As the season shifts to cooler weather and shorter days, the bears at WSU’s Bear Center are becomingly noticeably less active and are usually seen sleeping or sluggishly poking around their enclosure.
Bear Manager Chelsea Davis said in early September, anyone could pull into the Bear Center on Terre View Drive and watch bears enjoying the sun in their yard, rustling for grass, or possibly even interacting with Davis as she convinces them to move from one space to another, usually with food for motivation.
Although the bears are slowing down, most research centered around them is not, Davis said. Because of bears’ unique hibernation ability, a large amount of the research at the center focuses around that function.
“What I really like about the bears is their intelligence, which makes them great for things like enrichment, training and projects,” Davis said.
Davis said she pivoted to exotic animal care, which most recently balances properly caring for the bears with research efforts, from pursuing veterinary schooling early in her career. An average day can range anywhere from letting the bears bat coolers around to collecting poop samples.
“We have a cooler project where we test bear-resistant products, so that day the bears [go out] into the yard and throw coolers around. That’s a fun day for them,” Davis said. “We’ve been asked to help out West Yellowstone with Bear Resistant Product Testing. I love it because it has great conservation implications and it’s great enrichment.”
Optimizing bear-resistant products goes a long way to prevent bears from associating humans with food acquisition, which minimizes human-bear conflict and conserves more bears in the wild, she said.

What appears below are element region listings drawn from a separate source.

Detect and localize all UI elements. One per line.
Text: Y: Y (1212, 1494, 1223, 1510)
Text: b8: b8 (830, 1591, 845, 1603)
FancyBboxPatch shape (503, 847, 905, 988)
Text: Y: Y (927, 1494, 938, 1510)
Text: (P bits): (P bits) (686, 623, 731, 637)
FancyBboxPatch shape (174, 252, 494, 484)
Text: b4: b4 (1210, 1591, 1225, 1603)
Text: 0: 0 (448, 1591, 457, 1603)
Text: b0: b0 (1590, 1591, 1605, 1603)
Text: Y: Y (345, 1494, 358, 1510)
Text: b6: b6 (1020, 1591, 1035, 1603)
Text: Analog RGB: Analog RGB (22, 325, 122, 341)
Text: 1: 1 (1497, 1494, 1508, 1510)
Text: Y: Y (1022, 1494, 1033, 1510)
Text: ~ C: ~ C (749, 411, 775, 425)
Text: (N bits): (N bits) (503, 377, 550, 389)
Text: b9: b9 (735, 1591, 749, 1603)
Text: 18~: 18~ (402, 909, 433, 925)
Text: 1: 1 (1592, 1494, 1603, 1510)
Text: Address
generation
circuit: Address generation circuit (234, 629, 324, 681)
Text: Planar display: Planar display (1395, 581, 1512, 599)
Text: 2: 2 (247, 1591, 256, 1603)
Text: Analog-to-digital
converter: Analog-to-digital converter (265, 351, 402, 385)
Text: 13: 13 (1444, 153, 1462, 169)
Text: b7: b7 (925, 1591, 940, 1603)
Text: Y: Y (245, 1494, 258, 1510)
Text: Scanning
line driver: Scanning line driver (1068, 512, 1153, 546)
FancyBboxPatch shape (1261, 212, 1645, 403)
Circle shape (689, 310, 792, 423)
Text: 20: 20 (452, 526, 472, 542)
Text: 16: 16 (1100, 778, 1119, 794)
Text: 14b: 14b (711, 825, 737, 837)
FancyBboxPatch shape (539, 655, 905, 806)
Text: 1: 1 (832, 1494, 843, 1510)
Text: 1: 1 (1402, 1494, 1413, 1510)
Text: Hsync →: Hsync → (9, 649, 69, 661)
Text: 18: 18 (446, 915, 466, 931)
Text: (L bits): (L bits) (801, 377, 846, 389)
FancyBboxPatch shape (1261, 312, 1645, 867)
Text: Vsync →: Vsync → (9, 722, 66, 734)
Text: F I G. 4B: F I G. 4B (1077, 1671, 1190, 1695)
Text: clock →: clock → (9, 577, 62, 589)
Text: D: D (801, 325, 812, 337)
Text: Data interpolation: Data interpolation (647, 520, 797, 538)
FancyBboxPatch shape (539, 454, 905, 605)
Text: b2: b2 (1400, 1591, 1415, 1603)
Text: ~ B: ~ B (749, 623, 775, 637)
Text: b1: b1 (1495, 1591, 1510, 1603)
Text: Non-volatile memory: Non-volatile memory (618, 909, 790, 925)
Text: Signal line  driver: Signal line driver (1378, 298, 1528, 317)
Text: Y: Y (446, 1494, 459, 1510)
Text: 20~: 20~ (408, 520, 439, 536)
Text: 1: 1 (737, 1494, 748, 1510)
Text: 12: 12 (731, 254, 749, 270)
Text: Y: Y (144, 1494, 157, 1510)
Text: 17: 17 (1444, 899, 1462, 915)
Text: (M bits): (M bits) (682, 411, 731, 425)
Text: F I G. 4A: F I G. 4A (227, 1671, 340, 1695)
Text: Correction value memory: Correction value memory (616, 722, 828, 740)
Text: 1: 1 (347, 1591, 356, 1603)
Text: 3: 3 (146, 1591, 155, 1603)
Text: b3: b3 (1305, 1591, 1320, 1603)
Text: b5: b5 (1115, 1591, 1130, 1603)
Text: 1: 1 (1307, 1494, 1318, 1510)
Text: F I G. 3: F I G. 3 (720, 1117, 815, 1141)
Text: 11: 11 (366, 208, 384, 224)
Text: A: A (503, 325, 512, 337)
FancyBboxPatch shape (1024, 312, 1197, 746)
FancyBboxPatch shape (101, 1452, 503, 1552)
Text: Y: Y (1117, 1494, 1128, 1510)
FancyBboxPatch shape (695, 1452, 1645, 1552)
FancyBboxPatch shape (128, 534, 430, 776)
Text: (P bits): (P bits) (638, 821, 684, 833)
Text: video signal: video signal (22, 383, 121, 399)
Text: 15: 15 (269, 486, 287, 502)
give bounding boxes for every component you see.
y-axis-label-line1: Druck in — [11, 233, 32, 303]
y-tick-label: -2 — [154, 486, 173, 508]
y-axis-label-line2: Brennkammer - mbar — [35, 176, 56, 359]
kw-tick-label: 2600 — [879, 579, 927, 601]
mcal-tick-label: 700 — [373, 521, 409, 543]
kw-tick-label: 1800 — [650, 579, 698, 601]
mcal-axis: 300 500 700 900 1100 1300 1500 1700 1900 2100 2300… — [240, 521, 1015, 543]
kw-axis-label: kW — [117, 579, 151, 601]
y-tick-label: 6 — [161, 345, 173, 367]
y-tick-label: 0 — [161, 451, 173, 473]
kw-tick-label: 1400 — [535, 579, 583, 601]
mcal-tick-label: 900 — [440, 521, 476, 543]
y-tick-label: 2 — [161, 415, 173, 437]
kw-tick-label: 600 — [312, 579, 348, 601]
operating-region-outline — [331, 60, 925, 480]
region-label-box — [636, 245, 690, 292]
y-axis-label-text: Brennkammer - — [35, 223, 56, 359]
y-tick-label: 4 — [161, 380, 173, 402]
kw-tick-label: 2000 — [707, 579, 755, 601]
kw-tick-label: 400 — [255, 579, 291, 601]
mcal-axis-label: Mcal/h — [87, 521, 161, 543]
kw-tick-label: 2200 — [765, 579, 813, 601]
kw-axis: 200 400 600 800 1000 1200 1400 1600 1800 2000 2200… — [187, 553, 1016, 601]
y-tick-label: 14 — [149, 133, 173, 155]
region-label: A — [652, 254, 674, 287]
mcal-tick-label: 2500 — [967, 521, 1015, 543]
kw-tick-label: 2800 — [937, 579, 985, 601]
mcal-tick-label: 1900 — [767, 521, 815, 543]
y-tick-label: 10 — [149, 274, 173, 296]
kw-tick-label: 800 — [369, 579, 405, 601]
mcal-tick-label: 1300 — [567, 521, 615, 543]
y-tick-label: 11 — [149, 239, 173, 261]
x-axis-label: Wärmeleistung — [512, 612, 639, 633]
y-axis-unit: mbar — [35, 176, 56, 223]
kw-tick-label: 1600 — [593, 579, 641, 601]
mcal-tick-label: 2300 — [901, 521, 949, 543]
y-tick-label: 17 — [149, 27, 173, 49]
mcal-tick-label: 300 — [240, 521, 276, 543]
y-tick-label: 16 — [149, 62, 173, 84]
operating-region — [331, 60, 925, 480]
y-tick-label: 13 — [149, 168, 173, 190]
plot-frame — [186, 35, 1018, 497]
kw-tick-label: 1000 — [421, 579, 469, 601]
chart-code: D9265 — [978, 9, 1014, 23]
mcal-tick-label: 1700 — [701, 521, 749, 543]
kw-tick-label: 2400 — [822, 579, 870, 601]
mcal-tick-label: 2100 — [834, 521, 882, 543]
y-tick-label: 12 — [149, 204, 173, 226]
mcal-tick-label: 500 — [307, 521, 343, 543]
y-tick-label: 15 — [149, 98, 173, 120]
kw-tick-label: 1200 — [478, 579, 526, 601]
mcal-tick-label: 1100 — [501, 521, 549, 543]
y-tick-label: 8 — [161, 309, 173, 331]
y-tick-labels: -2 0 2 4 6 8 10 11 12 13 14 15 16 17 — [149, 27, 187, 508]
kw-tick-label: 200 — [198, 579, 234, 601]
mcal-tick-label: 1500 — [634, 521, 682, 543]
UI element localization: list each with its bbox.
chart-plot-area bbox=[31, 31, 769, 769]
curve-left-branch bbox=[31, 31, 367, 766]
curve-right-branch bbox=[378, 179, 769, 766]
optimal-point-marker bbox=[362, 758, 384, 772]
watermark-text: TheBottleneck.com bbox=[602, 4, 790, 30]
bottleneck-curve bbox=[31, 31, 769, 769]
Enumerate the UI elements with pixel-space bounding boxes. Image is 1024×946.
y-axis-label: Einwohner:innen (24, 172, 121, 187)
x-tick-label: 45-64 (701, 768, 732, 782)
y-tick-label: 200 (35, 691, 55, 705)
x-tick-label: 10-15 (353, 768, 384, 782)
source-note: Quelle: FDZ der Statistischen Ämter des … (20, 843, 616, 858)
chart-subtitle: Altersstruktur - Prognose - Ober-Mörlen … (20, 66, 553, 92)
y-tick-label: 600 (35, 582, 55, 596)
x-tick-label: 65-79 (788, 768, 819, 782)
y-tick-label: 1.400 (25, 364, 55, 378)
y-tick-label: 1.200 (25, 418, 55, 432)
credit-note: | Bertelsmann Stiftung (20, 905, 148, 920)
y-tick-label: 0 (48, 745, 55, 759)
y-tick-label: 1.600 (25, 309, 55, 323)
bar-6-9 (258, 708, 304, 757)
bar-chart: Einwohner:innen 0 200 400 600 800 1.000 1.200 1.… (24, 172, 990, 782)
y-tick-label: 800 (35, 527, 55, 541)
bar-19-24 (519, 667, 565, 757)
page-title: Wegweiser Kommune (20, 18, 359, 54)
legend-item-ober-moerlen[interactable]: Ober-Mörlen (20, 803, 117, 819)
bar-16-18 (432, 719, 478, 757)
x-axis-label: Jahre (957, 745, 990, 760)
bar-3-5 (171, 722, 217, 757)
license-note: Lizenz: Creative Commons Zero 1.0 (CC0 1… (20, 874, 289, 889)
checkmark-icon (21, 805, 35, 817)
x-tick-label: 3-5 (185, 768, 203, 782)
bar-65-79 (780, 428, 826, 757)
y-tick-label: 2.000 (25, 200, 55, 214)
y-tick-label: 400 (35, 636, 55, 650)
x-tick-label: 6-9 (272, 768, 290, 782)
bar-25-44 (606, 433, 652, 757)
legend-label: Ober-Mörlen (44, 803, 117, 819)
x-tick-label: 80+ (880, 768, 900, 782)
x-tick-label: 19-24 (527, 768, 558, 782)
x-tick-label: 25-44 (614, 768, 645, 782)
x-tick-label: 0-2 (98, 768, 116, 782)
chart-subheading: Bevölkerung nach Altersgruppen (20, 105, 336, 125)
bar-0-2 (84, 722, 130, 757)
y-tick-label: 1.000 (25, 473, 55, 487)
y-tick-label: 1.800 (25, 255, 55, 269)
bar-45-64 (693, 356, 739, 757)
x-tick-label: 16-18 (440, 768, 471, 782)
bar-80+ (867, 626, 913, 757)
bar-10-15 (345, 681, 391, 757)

“We’re also doing a collaboration with Texas A&M on protein and macronutrient absorption in grizzly bears. In captivity, with some bears we saw issues that were causing shorter lifespans, typically over-protein,” Davis said.
This research involves measuring the efficiency of bears’ protein digestion through different seasonal phases, using several different methods to determine how much energy they are using, Davis said. The end-goal of this type of research is the improvement of the bears’ quality of life.
However, one of the longest-running research projects with the bears is studying the bears’ insulin resistance levels throughout the hibernation cycle, she said. Bears put on upwards of 100 pounds of fat during hyperphagia (the period in fall when they eat as much as possible), with no apparent health defects.
“If it was a human gaining 100 pounds of fat, we’d be looking at cardiac, muscle, bone issues. But what we were really interested in was how come they do not get insulin resistant like humans would, and get Type II diabetes?” Davis said.
Davis said the bear research team found eight potential proteins that are responsible for this expression of varying insulin resistance. It seems like they actually do become insulin resistant for that time, and reverse it, which is something pharmaceuticals could look into to alter bloodstream chemistry, possibly in humans.
“Bears likely mediate insulin sensitivity using season-specific factors which act on insulin signaling pathways and which are required for bears to survive the prolonged winter fast … Concentrations of insulin-signaling phosphoproteins exhibited a variety of tissue and season-specific differences,” according to a paper on the nature of insulin interaction in bears written by a group associated with the Bear Center.
While the bears nap for most of the winter, students and researchers are using the unique opportunity afforded by the Bear Center to dig for solutions to problems, for both bears and humans, Davis said.
“People hear that we’re working on insulin resistance and bone density and say, ‘oh, like NASA’s astronauts!’ Yes, but also people here on earth who are bedridden, or someone who needs it to be safe to stay in bed after a surgery. The applications vary all over,” Davis said.